We can see from the above evolution that current-day mainstream "experts" are in large part of a function of the TECHNOLOGY that is available at any given time. Financial planners emerged when personal computer power made individual analysis possible. Human beings are above-all tool-using creatures. An investment "expert" – as we can see from the above overview – is one who makes use of cutting-edge tools to create hypotheses that may or may not actually be viable.

Wall Street produced tens of thousands of investment experts in the late 20th century, but much of the expertise unraveled in 2008 because the central-banking-based monetary system itself proved to be flawed. In fact, mercantilist central banking always produces too much money over time and too much money creates tremendous booms and ruinous busts. The Western economic system was essentially bankrupt in 2008 and has not recovered a great deal since them despite the injection of tends of trillions in paper money by panicked central banks.

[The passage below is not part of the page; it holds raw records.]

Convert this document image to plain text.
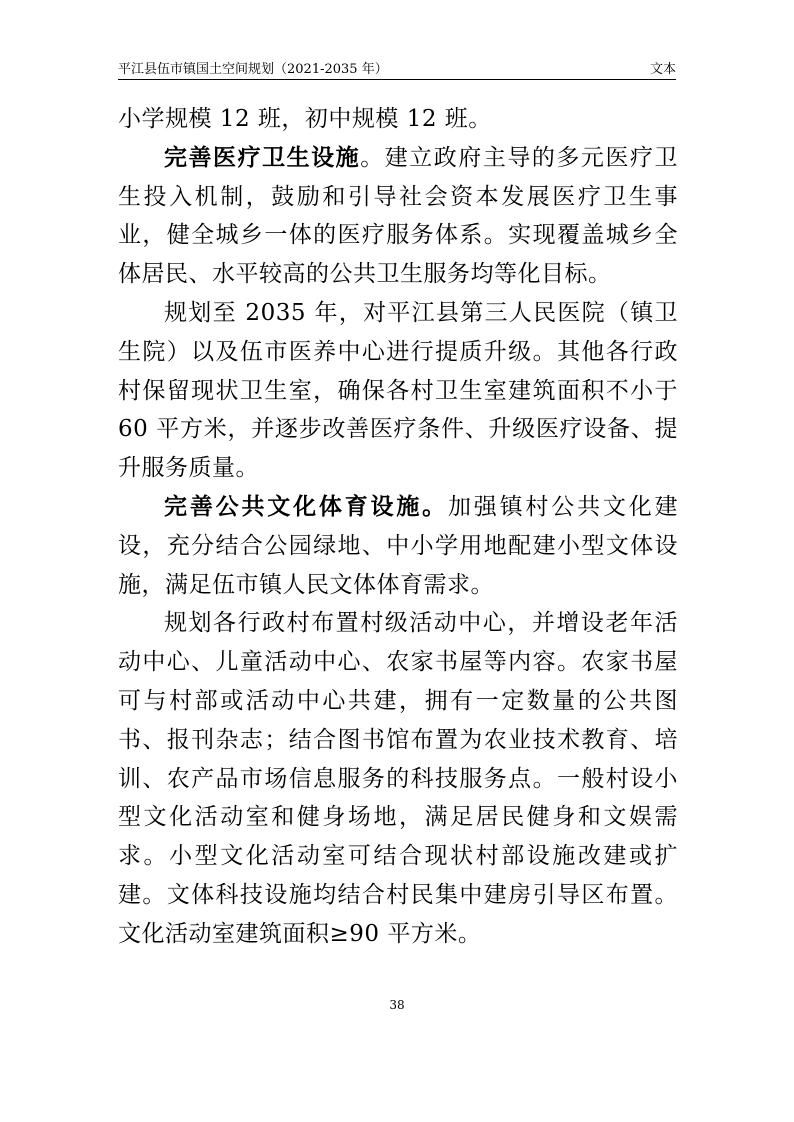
平江县伍市镇国土空间规划（2021-2035 年）	文本

小学规模 12 班，初中规模 12 班。

完善医疗卫生设施。建立政府主导的多元医疗卫生投入机制，鼓励和引导社会资本发展医疗卫生事业，健全城乡一体的医疗服务体系。实现覆盖城乡全体居民、水平较高的公共卫生服务均等化目标。

规划至 2035 年，对平江县第三人民医院（镇卫生院）以及伍市医养中心进行提质升级。其他各行政村保留现状卫生室，确保各村卫生室建筑面积不小于 60 平方米，并逐步改善医疗条件、升级医疗设备、提升服务质量。

完善公共文化体育设施。加强镇村公共文化建设，充分结合公园绿地、中小学用地配建小型文体设施，满足伍市镇人民文体体育需求。

规划各行政村布置村级活动中心，并增设老年活动中心、儿童活动中心、农家书屋等内容。农家书屋可与村部或活动中心共建，拥有一定数量的公共图书、报刊杂志；结合图书馆布置为农业技术教育、培训、农产品市场信息服务的科技服务点。一般村设小型文化活动室和健身场地，满足居民健身和文娱需求。小型文化活动室可结合现状村部设施改建或扩建。文体科技设施均结合村民集中建房引导区布置。文化活动室建筑面积≥90 平方米。

38
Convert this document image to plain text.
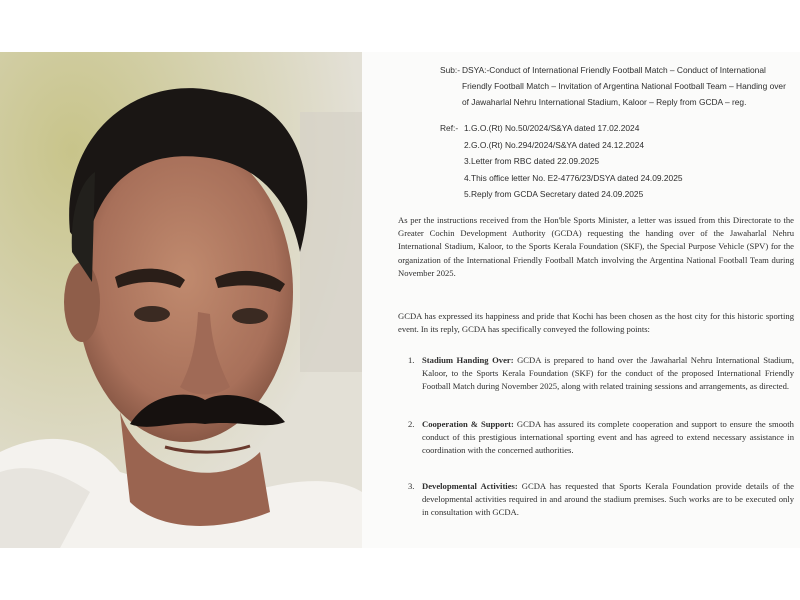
Sub:- DSYA:-Conduct of International Friendly Football Match – Conduct of International Friendly Football Match – Invitation of Argentina National Football Team – Handing over of Jawaharlal Nehru International Stadium, Kaloor – Reply from GCDA – reg.
Ref:- 1.G.O.(Rt) No.50/2024/S&YA dated 17.02.2024
2.G.O.(Rt) No.294/2024/S&YA dated 24.12.2024
3.Letter from RBC dated 22.09.2025
4.This office letter No. E2-4776/23/DSYA dated 24.09.2025
5.Reply from GCDA Secretary dated 24.09.2025
As per the instructions received from the Hon'ble Sports Minister, a letter was issued from this Directorate to the Greater Cochin Development Authority (GCDA) requesting the handing over of the Jawaharlal Nehru International Stadium, Kaloor, to the Sports Kerala Foundation (SKF), the Special Purpose Vehicle (SPV) for the organization of the International Friendly Football Match involving the Argentina National Football Team during November 2025.
GCDA has expressed its happiness and pride that Kochi has been chosen as the host city for this historic sporting event. In its reply, GCDA has specifically conveyed the following points:
1. Stadium Handing Over: GCDA is prepared to hand over the Jawaharlal Nehru International Stadium, Kaloor, to the Sports Kerala Foundation (SKF) for the conduct of the proposed International Friendly Football Match during November 2025, along with related training sessions and arrangements, as directed.
2. Cooperation & Support: GCDA has assured its complete cooperation and support to ensure the smooth conduct of this prestigious international sporting event and has agreed to extend necessary assistance in coordination with the concerned authorities.
3. Developmental Activities: GCDA has requested that Sports Kerala Foundation provide details of the developmental activities required in and around the stadium premises. Such works are to be executed only in consultation with GCDA.
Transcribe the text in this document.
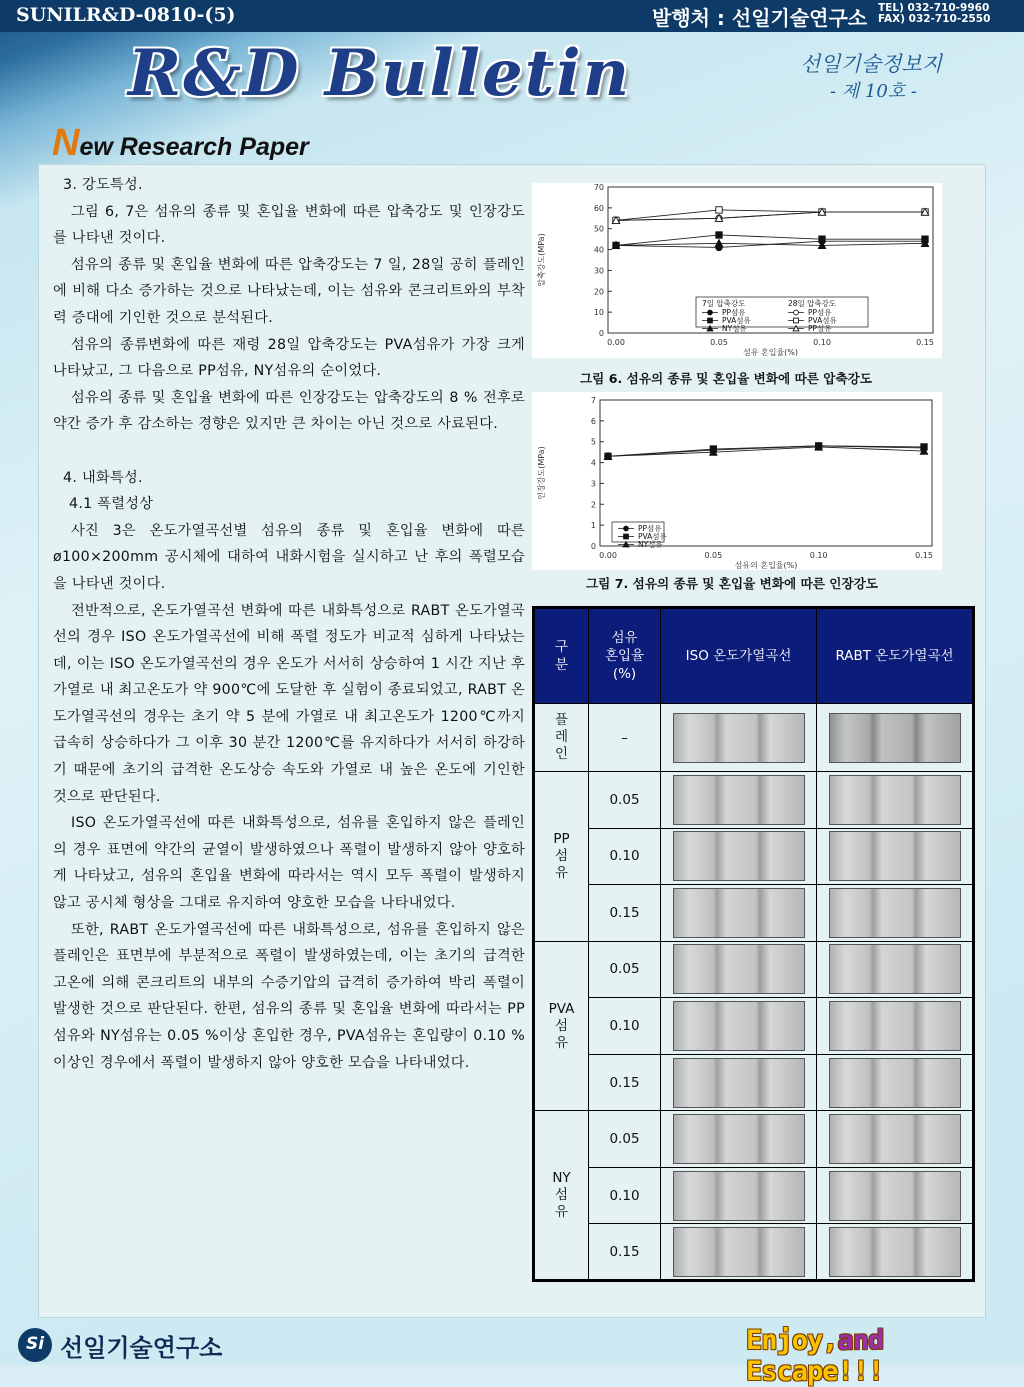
SUNILR&D-0810-(5)	발행처 : 선일기술연구소 TEL) 032-710-9960
FAX) 032-710-2550
R&D Bulletin	선일기술정보지
- 제 10호 -
New Research Paper

3. 강도특성.

그림 6, 7은 섬유의 종류 및 혼입율 변화에 따른 압축강도 및 인장강도를 나타낸 것이다.

섬유의 종류 및 혼입율 변화에 따른 압축강도는 7 일, 28일 공히 플레인에 비해 다소 증가하는 것으로 나타났는데, 이는 섬유와 콘크리트와의 부착력 증대에 기인한 것으로 분석된다.

섬유의 종류변화에 따른 재령 28일 압축강도는 PVA섬유가 가장 크게 나타났고, 그 다음으로 PP섬유, NY섬유의 순이었다.

섬유의 종류 및 혼입율 변화에 따른 인장강도는 압축강도의 8 % 전후로 약간 증가 후 감소하는 경향은 있지만 큰 차이는 아닌 것으로 사료된다.

4. 내화특성.

4.1 폭렬성상

사진 3은 온도가열곡선별 섬유의 종류 및 혼입율 변화에 따른 ø100×200mm 공시체에 대하여 내화시험을 실시하고 난 후의 폭렬모습을 나타낸 것이다.

전반적으로, 온도가열곡선 변화에 따른 내화특성으로 RABT 온도가열곡선의 경우 ISO 온도가열곡선에 비해 폭렬 정도가 비교적 심하게 나타났는데, 이는 ISO 온도가열곡선의 경우 온도가 서서히 상승하여 1 시간 지난 후 가열로 내 최고온도가 약 900℃에 도달한 후 실험이 종료되었고, RABT 온도가열곡선의 경우는 초기 약 5 분에 가열로 내 최고온도가 1200℃까지 급속히 상승하다가 그 이후 30 분간 1200℃를 유지하다가 서서히 하강하기 때문에 초기의 급격한 온도상승 속도와 가열로 내 높은 온도에 기인한 것으로 판단된다.

ISO 온도가열곡선에 따른 내화특성으로, 섬유를 혼입하지 않은 플레인의 경우 표면에 약간의 균열이 발생하였으나 폭렬이 발생하지 않아 양호하게 나타났고, 섬유의 혼입율 변화에 따라서는 역시 모두 폭렬이 발생하지 않고 공시체 형상을 그대로 유지하여 양호한 모습을 나타내었다.

또한, RABT 온도가열곡선에 따른 내화특성으로, 섬유를 혼입하지 않은 플레인은 표면부에 부분적으로 폭렬이 발생하였는데, 이는 초기의 급격한 고온에 의해 콘크리트의 내부의 수증기압의 급격히 증가하여 박리 폭렬이 발생한 것으로 판단된다. 한편, 섬유의 종류 및 혼입율 변화에 따라서는 PP섬유와 NY섬유는 0.05 %이상 혼입한 경우, PVA섬유는 혼입량이 0.10 %이상인 경우에서 폭렬이 발생하지 않아 양호한 모습을 나타내었다.

0
10
20
30
40
50
60
70
0.00	0.05	0.10	0.15
섬유 혼입율(%)
압축강도(MPa)
7일 압축강도	28일 압축강도
PP섬유
PVA섬유
NY섬유
PP섬유
PVA섬유
PP섬유
그림 6. 섬유의 종류 및 혼입율 변화에 따른 압축강도
0
1
2
3
4
5
6
7
0.00	0.05	0.10	0.15
섬유의 혼입율(%)
인장강도(MPa)
PP섬유
PVA섬유
NY섬유
그림 7. 섬유의 종류 및 혼입율 변화에 따른 인장강도
구
분	섬유
혼입율
(%)	ISO 온도가열곡선	RABT 온도가열곡선
플
레
인	–	

PP
섬
유	0.05	

	0.10	

	0.15	

PVA
섬
유	0.05	

	0.10	

	0.15	

NY
섬
유	0.05	

	0.10	

	0.15	

Si 선일기술연구소	Enjoy,and Escape!!!
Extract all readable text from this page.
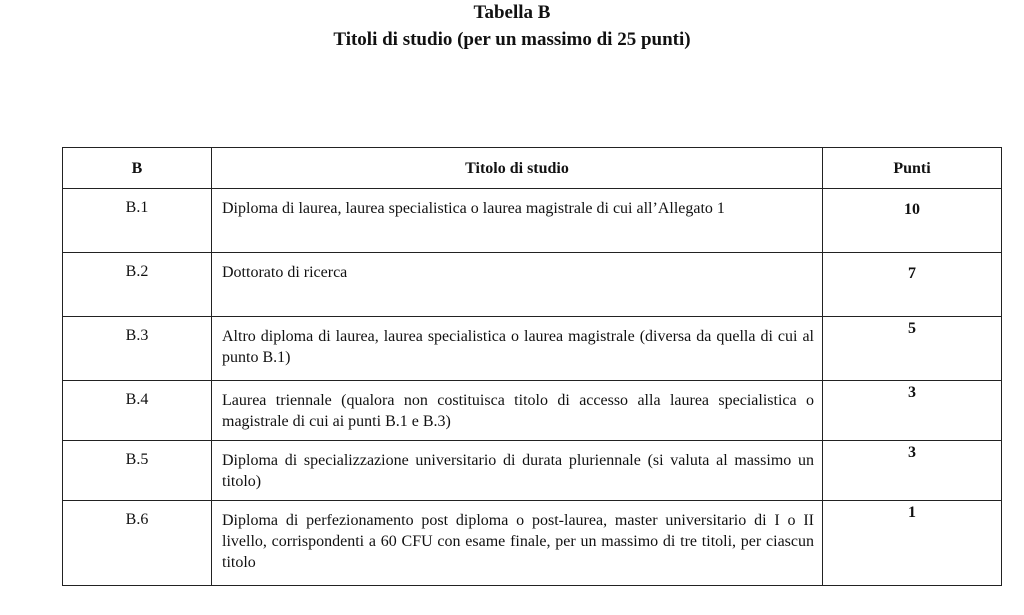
Tabella B
Titoli di studio (per un massimo di 25 punti)
B	Titolo di studio	Punti
B.1	Diploma di laurea, laurea specialistica o laurea magistrale di cui all’Allegato 1	10
B.2	Dottorato di ricerca	7
B.3	Altro diploma di laurea, laurea specialistica o laurea magistrale (diversa da quella di cui al punto B.1)	5
B.4	Laurea triennale (qualora non costituisca titolo di accesso alla laurea specialistica o magistrale di cui ai punti B.1 e B.3)	3
B.5	Diploma di specializzazione universitario di durata pluriennale (si valuta al massimo un titolo)	3
B.6	Diploma di perfezionamento post diploma o post-laurea, master universitario di I o II livello, corrispondenti a 60 CFU con esame finale, per un massimo di tre titoli, per ciascun titolo	1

The Western economic system is generally based on expertise, but as our brief review of the modern financial industry shows, expertise and tool-making (and its utilization) are closely linked. Is it possible that there are no "experts?" One could argue that certain kinds of expertise are a function of power-elite strategy rather than fundamental competence. Seen from this perspective, Western jurisprudence itself is built around the priorities of the power elite, and demands for an ever-more concentrated (centralized) civil society.

There are other kinds of expertise that parallel economic expertise. Medical expertise is largely built around a base of pharmaceutical prescriptions because the power elite is much invested in Big Pharma. Scientific expertise is concentrated in areas that support the power elite's portfolio as well – military products, especially. Advertising expertise involves the promotion of a portfolio of multinational corporations. Political expertise concentrates on ways to advance a false right-left dichotomy that proposes public solutions to private problems at every level. Historical expertise often revolves around the "great-man" theory.

We can see in so many areas that the expert is merely the individual who has acquired the training (and degrees) necessary to properly promote the agenda of the Anglo-American power elite. It is an agenda that revolves around centralizing power and authority in order to expand global governance. When people refer to an expert they are referring to someone who has obtained advanced degrees in educational disciplines that promote the elite's centralizing agenda.

After Thoughts

It might be said that the only real expert is the individual himself – and the only determinant of expertise is the way a decision interacts with the market in a real-life context. In a sense, therefore, experts and expertise are a kind of dominant social theme – promoted by the elite. People are taught to defer their own "human action" to those who have advanced degrees and illusory authority. Doctors, scientists, lawyers and politicians – all are to be seen as experts, repositories of hard-won knowledge not available to the ordinary citizen. But in the end, the Invisible Hand will have the final say, not the "expert." The market is the final arbiter. The higher authority is natural law, not an advanced degree.